Court Opinion

ID: 7949572
Source: CourtListenerOpinion
Date Created: 2022-09-08 23:24:55.26884+00
Date Added: 2024-06-11T16:34:05.041809
License: Public Domain

Ostrander, J.
(dissenting). The petition in this cause does not affirmatively state that the order complained about was entered in the recorder’s court, which is a court of record. It was assumed when the order to show cause was granted that there was of record an order of that court. At the hearing it was agreed by counsel that the order complained about, and which this court is asked to set aside, is not matter of record at all, and was an announcement or declaration of the recorder, resting wholly in parol. How it can be enforced as a restraining order is not obvious, and is not made to appear, nor how its recall can be effected by an order of this court. Proceeding no further, it is clear, I think, that the order to show cause should not have been made, and that the petition therefore should be dismissed.

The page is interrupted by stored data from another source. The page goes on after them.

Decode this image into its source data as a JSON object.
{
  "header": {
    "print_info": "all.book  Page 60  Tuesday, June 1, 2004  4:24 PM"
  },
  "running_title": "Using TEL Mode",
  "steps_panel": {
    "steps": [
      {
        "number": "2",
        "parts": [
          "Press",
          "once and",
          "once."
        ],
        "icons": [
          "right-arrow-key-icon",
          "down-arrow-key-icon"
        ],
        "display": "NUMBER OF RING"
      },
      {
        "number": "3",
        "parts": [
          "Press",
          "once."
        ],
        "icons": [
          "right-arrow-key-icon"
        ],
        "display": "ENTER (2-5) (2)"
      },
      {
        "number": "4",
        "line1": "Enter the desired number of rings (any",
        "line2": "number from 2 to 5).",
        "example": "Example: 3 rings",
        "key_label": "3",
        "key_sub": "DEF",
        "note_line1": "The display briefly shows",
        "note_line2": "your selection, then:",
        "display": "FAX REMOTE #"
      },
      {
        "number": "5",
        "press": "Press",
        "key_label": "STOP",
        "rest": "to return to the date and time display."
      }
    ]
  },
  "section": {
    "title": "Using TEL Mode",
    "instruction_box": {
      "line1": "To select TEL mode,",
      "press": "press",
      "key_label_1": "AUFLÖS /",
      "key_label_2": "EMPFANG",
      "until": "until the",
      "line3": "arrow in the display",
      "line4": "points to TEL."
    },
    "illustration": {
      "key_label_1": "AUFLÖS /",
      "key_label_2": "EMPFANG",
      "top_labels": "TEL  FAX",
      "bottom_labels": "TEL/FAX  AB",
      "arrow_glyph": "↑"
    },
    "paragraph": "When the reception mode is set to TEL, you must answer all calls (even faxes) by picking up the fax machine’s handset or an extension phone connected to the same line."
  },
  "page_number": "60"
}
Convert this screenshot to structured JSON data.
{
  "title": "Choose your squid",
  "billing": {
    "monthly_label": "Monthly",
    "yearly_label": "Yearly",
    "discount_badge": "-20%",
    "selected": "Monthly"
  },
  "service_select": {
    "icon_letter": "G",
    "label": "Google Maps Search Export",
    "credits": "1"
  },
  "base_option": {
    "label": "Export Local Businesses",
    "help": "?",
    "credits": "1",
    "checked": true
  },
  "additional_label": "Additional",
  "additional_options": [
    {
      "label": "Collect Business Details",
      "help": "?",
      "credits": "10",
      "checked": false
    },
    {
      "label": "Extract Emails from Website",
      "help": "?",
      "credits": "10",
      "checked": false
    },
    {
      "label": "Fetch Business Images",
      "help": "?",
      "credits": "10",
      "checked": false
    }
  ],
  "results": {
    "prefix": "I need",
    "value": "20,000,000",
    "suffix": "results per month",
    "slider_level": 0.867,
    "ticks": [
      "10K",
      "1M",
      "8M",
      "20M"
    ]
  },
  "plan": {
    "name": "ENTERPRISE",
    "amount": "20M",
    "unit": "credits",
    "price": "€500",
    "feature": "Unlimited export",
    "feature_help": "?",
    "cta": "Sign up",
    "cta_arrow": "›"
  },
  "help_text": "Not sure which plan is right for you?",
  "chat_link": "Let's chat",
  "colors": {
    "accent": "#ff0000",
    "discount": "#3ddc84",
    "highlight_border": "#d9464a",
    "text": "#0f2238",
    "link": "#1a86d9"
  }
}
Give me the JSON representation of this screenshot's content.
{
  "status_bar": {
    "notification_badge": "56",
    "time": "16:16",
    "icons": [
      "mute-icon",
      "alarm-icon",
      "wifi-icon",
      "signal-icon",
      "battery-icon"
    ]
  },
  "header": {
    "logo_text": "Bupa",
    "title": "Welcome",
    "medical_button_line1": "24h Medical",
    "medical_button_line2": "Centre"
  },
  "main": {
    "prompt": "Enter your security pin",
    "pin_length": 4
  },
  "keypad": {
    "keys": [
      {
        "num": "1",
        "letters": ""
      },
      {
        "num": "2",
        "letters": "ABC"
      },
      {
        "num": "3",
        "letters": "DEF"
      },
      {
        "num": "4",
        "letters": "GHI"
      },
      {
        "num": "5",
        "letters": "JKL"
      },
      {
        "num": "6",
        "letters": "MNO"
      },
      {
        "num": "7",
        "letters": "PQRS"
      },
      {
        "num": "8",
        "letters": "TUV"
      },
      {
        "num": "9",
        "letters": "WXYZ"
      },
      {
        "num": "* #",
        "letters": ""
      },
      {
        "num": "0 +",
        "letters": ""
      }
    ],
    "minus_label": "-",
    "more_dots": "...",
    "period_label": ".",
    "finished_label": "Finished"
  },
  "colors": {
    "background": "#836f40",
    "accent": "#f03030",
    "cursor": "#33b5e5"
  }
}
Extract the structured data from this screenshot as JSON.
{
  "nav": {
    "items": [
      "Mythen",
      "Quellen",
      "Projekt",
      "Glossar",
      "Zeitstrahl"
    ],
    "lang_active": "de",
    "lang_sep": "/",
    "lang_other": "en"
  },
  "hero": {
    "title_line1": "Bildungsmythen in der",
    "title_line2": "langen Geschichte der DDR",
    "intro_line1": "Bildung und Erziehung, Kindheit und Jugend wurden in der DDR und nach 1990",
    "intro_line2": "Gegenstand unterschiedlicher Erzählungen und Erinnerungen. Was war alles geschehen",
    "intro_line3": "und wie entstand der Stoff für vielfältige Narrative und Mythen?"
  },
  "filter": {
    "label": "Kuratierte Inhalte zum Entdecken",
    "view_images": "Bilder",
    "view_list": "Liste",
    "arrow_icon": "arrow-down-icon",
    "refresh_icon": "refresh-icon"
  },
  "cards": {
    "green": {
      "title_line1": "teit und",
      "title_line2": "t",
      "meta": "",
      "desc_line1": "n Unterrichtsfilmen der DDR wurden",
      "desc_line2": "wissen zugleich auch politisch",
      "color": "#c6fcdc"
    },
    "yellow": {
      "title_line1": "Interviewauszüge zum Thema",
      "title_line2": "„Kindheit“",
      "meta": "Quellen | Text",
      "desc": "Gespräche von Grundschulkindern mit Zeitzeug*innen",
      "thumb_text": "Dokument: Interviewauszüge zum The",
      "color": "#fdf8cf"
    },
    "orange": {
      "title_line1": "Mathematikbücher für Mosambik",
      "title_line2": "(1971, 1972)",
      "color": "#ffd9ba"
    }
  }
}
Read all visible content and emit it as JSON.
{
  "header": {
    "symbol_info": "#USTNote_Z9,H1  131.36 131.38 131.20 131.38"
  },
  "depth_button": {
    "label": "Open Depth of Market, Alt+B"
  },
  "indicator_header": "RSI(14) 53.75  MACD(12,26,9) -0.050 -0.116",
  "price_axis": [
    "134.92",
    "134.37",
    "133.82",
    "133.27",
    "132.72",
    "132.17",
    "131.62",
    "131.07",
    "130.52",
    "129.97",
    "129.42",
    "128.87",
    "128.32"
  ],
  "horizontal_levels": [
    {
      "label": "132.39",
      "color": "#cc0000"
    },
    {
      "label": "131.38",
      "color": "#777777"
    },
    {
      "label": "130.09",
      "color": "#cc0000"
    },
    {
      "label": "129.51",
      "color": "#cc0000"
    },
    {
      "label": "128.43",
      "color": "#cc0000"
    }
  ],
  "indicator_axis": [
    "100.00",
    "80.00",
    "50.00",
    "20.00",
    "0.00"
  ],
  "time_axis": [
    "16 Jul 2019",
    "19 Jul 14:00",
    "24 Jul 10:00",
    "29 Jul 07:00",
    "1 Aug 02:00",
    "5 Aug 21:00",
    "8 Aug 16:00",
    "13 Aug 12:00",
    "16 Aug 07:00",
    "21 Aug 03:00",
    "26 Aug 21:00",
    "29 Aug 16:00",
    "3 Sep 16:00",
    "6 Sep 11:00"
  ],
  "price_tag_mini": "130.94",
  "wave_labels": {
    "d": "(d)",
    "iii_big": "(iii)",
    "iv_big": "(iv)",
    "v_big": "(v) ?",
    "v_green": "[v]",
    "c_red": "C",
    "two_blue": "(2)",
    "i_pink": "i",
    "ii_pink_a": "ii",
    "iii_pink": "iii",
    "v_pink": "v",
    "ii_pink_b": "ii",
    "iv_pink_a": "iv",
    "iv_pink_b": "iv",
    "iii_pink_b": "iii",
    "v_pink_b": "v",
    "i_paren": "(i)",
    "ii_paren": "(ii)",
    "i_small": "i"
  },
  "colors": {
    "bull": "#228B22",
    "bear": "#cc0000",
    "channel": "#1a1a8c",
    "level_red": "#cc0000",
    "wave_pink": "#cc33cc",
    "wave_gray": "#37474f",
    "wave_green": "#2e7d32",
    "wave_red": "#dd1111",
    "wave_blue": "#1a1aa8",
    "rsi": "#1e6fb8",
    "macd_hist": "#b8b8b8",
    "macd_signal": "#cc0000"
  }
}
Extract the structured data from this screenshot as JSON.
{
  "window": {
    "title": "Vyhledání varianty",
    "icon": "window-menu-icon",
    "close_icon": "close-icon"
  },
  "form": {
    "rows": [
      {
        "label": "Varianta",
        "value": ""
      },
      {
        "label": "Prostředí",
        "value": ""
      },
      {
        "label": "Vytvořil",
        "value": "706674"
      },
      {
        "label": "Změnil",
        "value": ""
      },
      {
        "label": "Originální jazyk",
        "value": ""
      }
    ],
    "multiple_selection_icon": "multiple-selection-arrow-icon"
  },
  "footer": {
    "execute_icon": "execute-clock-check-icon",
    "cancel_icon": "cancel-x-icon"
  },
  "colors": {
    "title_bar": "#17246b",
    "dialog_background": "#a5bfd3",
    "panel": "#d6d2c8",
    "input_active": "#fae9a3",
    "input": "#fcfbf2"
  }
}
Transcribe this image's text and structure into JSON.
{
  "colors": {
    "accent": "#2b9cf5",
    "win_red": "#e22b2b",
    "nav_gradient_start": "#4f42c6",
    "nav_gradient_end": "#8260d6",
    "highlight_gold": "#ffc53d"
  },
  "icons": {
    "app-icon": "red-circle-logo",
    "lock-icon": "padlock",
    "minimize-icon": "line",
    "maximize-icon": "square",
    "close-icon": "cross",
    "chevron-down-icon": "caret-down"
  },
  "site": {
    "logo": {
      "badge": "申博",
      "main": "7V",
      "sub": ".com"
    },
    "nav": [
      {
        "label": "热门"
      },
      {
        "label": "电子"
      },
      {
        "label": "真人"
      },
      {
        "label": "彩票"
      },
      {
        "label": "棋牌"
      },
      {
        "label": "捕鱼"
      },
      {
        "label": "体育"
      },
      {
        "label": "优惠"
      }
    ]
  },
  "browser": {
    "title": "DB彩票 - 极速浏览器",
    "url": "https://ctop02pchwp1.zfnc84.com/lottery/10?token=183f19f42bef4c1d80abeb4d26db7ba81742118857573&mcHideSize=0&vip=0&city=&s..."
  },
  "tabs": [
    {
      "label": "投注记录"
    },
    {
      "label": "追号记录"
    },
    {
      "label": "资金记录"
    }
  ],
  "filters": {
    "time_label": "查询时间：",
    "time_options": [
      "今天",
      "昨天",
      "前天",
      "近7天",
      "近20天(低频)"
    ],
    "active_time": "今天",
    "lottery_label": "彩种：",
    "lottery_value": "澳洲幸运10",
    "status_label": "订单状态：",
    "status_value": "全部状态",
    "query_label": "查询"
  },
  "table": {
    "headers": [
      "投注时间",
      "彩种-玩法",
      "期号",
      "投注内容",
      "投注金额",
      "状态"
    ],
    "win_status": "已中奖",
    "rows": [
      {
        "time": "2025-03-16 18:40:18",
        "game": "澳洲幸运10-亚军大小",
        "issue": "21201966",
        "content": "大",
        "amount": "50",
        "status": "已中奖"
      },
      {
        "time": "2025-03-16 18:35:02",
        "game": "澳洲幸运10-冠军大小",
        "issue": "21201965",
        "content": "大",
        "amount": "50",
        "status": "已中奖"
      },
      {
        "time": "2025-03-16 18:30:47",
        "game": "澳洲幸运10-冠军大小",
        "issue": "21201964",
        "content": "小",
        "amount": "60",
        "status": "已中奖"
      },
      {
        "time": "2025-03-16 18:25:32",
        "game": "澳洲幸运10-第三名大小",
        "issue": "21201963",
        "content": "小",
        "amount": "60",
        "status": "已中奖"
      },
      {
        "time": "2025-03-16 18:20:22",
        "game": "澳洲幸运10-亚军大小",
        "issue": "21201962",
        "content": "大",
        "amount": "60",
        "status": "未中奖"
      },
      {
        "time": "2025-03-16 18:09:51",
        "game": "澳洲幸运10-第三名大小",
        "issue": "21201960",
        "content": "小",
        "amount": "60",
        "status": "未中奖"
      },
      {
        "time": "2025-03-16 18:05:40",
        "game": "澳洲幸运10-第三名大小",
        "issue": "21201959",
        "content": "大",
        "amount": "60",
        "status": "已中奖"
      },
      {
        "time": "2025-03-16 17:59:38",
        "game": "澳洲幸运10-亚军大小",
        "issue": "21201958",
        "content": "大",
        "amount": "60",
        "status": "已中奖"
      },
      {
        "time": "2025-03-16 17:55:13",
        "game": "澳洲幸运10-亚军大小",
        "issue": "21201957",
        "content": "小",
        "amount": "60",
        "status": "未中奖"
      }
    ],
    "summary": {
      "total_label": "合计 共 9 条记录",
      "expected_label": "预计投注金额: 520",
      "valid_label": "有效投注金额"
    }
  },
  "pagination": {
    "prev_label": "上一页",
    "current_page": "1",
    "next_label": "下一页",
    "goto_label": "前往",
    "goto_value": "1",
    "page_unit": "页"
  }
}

There is another, and the real, aspest of the matter, which, in view of the opinion of Mr. Justice Fellows, I shall briefly consider. The recorder did not exercise, or assume to exercise, equity jurisdiction in the matter, nor to grant an injunction, nor to issue a restraining order. He assumed to grant a continuance, and successive continuances, of a cause of which jurisdiction had been assumed, upon condition, which condition was orally, and not otherwise, expressed, and it *85may be assumed that except with the condition no continuance would have been granted. He refused upon motion to set the condition aside. How the condition, as such, could be enforced, I do not know. It is not a point requiring any consideration. It is not pretended that there has been a violation of the admonition of the court, or an attempt to enforce it by any action of the court. The pretense is that plaintiffs are restrained by an order of court. There is no order of record. There is therefore none to be set aside or vacated by the order of this court. In this view I conclude also that the petition ought to be dismissed, with costs to the real respondent.